The problem is, when this verse is quoted, rarely do I hear someone go on to quote the next verse – the one where Jesus is essentially saying, “I am not a king, and my kingdom is not a kingdom…at least not in the sense that you, Pilate, understand those words.”  He says that if his kingdom were like other kingdoms, when he was arrested, his followers would have risen up and fought violently to the death in order to try and free him.  Because, that’s what you do when your king is captured by another kingdom. 

“My kingdom is not from this world,” does not just mean it exists in some other “world”.  It means it is right here, it grows out of this world, but shatters everything we know about kingdoms.  It teaches us new things about how we can be in this world, what power can look like, how we can live in community together.  Kingdoms were what people knew…it was the only organizational structure for living together people had.  Jesus had to start there in order to relate to people at all; it was the world in which they participated. 

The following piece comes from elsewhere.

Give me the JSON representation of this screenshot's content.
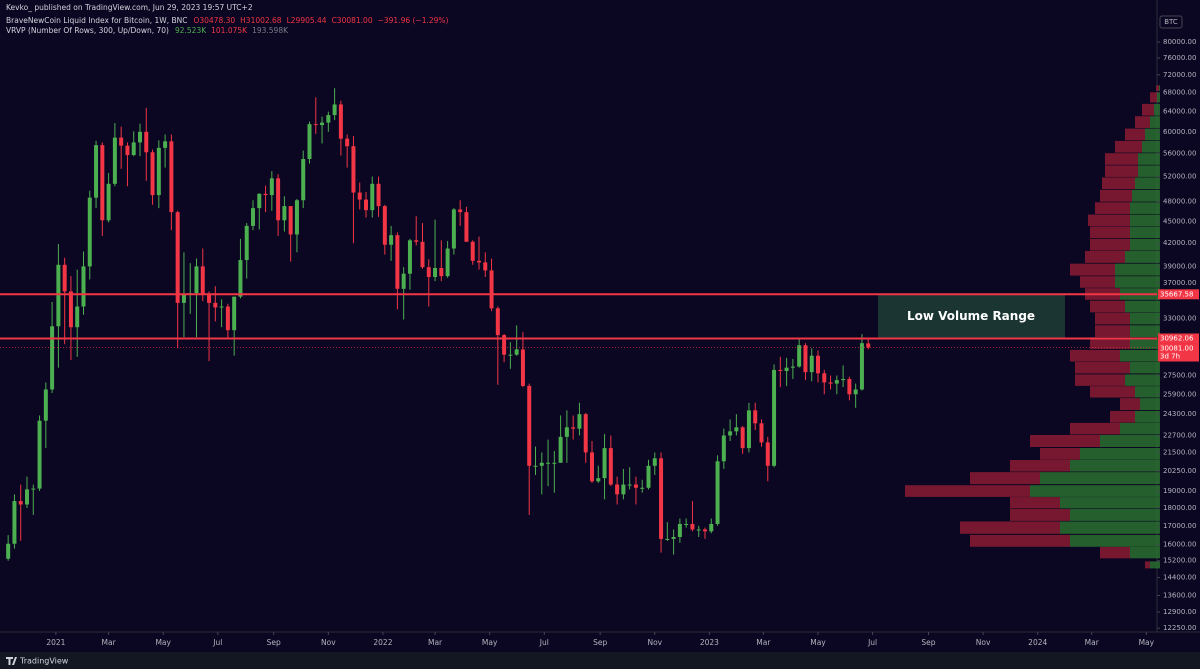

But he was also turning it all on its head to say there is a new reality…an alternative to what we know.  It grows “out of this world,” but is radically different from this world, and that can actually change and affect the realm in which we participate.

Christ the king.  The kingdom of God.  We are well versed in the ways these things do describe Jesus.  Jesus is powerful because a king is powerful.  Jesus rules over people, because a king rules over people.  Disobeying Jesus will invite immediate judgment and punishment, because that is what happens when one disobeys a king.  You get the point. 

But the word king should also – at the same time – sound like fingers on a chalkboard when we hear it attached to Jesus’ name.  Jesus is not a king, because kings use force, coercion, and power to keep people in line.  Jesus is not a king, because kings are wealthy and better cared for than any person in the kingdom.  Jesus is not a king, because people aren’t required to serve him.  Jesus is not a king because he bows down at our feet and washes them.  And so the kingdom of God within this world is not like any kingdom we might know.  The rules are different.  That difference matters.  That difference means there are new possibilities.  We are not trapped only in what we know.  We are given access to something transcendent.

Over the years there have been both short and long conversations about God language in our church.  Over the years, choices are made each week about how to talk and sing about God, and those choices are made with great thought. 

But this conversation has at times been hard and frustrating.  There are no easy answers.  With each word we debate whether to use to describe God, something is lost if we don’t use it and something is lost if we do.  If we don’t use words that evoke easy associations in us – we risk losing the initial connection to God.  It reminds us God does participate in our realm.  But if we use it, its very familiarity, its conventional nature, can easily prevent us from remembering the “is not.”  We forget God seeks to transform this world. 

Again, this struggle is not a bad thing – not something to avoid, and certainly not a problem to be solved once and for all.  Our words will always both help and obscure; sometimes be well-chosen and other times not.  Imperfection is inevitable, but can be instructive at the same time.  Because the struggle itself is revealing something to us about God that is invaluable.

It is our tensions, even our disagreements, that illuminate God – that deepen our understanding of God, and that allow us to grow in faith.  We learn the necessary humility when trying to talk about God.  We learn that others bring a part of the picture we ourselves could have never had, we learn that different words affect people in different ways, and hopefully we learn that God is in it all, moving through it all, changing us all in marvelous, sometimes mysterious ways.  Amen.